There are many variations of the technique but the most commonly used are Yerng (yang) chop and Yum (yin) chop. The Yerng chop travels at an upward diagonal direction from the waist into the opponent’s torso. Yum chop travels downward from the ear using a twisting motion to further drill the fist into the target. These techniques are usually used in combination to attack the same target area or “gate“. The Gate theory is the division of the body into sections for offense or defense. In Choy lay Fut the body is divided into 12 gates consisting of left/right gates, upper/middle/lower gates, and interior/exterior gates. Opening a gate refers to drawing the opponent’s attention to a certain gate and then attacking it’s opposite gate. Destroying a gate refers to continuously attacking (Lin Wan Kuen) a specific gate until the opponent can no longer defend it. Continuous attack (Lin Wan Kuen) with the Chop Choi is often employed to destroy a gate but can also be used to open it. The slight angle of each the yerng/yum Chop Choi combination can be used to precisely attack around the opponents guard opening the gate.
Students at NFMA practicing the Yerng Chop/Yum chop combination
Both of these techniques are commonly used from the Horse stance (Mabu) position. The horse stance is used by the Choy lay Fut practitioner in combat from a sideways position. From the front the horse stance has limited strength and exposes many vital targets. However using the side horse stance limits the amount of exposure to attack. Using the correct structure from the side horse stance directs the force of the entire body pushing from the ground directly into the strike while simultaneously transferring the rebounding force of the strike through the body directly into the ground. There is a simple test used by the Choy Lay Fut practitioner to test the structure of both the stance and Chop Choi. Assuming the horse stance position execute a yerng chop and allow a partner to push your fist. The key to this structure is maintaining a straight line from your fist to the rear shoulder, keeping the back straight and the stance sunken. When correctly done the Choy Lay Fut practitioner should only feel the force in the rear leg.
Conditioning the Hand
In order to properly use the Chop Choi at full power the Choy lay Fut practitioner needs to undergo special training. There are several training methods traditionally used to gradually reinforce, strengthen and condition the Chop Choi. Until the Chop Choi has been sufficiently conditioned the beginning student can substitute a regular fist while using the fighting concepts previously mentioned.

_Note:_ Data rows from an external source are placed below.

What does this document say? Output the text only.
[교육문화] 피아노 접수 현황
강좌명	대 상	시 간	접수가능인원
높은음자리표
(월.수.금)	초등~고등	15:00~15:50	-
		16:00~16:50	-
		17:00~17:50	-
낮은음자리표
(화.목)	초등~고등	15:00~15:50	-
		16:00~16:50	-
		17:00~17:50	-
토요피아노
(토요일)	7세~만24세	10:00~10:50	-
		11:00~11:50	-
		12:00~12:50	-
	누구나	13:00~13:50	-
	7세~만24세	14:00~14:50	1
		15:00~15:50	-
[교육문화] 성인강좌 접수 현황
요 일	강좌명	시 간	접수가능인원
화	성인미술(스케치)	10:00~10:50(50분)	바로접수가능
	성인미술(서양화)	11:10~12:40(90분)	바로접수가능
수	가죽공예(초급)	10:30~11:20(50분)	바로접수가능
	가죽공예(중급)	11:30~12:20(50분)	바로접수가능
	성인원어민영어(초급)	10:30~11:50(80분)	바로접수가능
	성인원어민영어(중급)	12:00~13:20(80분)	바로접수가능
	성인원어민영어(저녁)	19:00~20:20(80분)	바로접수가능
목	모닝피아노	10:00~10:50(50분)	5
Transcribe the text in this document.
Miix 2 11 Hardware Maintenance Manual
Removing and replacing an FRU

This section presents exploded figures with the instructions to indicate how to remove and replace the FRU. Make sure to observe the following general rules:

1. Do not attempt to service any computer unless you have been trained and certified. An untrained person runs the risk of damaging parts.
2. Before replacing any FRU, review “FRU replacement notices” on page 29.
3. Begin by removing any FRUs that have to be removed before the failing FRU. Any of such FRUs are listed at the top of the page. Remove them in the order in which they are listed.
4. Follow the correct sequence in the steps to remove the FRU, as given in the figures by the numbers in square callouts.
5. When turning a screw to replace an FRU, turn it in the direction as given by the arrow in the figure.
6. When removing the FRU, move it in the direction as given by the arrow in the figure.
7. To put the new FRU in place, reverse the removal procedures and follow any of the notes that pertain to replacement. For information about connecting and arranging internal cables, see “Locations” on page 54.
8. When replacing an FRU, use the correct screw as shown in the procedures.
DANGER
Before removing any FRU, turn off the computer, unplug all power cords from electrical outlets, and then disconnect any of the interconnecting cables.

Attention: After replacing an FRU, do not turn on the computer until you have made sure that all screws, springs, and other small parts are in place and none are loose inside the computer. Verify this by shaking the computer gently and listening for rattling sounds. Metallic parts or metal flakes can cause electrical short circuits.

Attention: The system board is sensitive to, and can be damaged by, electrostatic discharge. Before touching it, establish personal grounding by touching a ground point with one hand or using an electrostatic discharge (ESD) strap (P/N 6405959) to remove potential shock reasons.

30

The first step to attaining a properly conditioned Chop Choi is to reinforce the fist by training the stabilizing muscles in the wrist and hand. Since the striking surface is smaller when using the fore knuckles extra attention should be paid to the stabilizing muscles. This is done by performing pushups while maintaining the Chop Choi fist formation. Most beginners begin this exercise on a thin pad since the hard floor can be painful. In addition if the beginner cannot perform pushups in this position they can also hold the position at varying heights to begin strengthening the fist before performing full pushups.

There are several different methods of training the striking surface of the chop Choi. The two most common are the wall bag and the “iron palm” bag. These bags are can be filled with a variety of substances. In the early stages of training the bags can be filled with rice or dried beans. In the later stages they can be filled with sand, gravel or even steel shot. The iron palm bag is used by sitting in a horse stance and continuously striking the bag with increasing force. This can be done for either a certain number of repetitions or for a predetermined length of time. The wall bag is used by first standing in a natural position and lightly striking the bag. After a sufficient amount of strength has been built, the bag can be struck at full force with the yerng/yum chop combination. Similar to the
iron palm bag the wall bag can be struck for a certain number of repetitions or a predetermined amount of time.

In addition to these strengthening methods, other methods of finger and hand strengthening should be used. Examples include fingertip pushups, grip training, weight training including finger lifts, wrist curls and the wrist roller.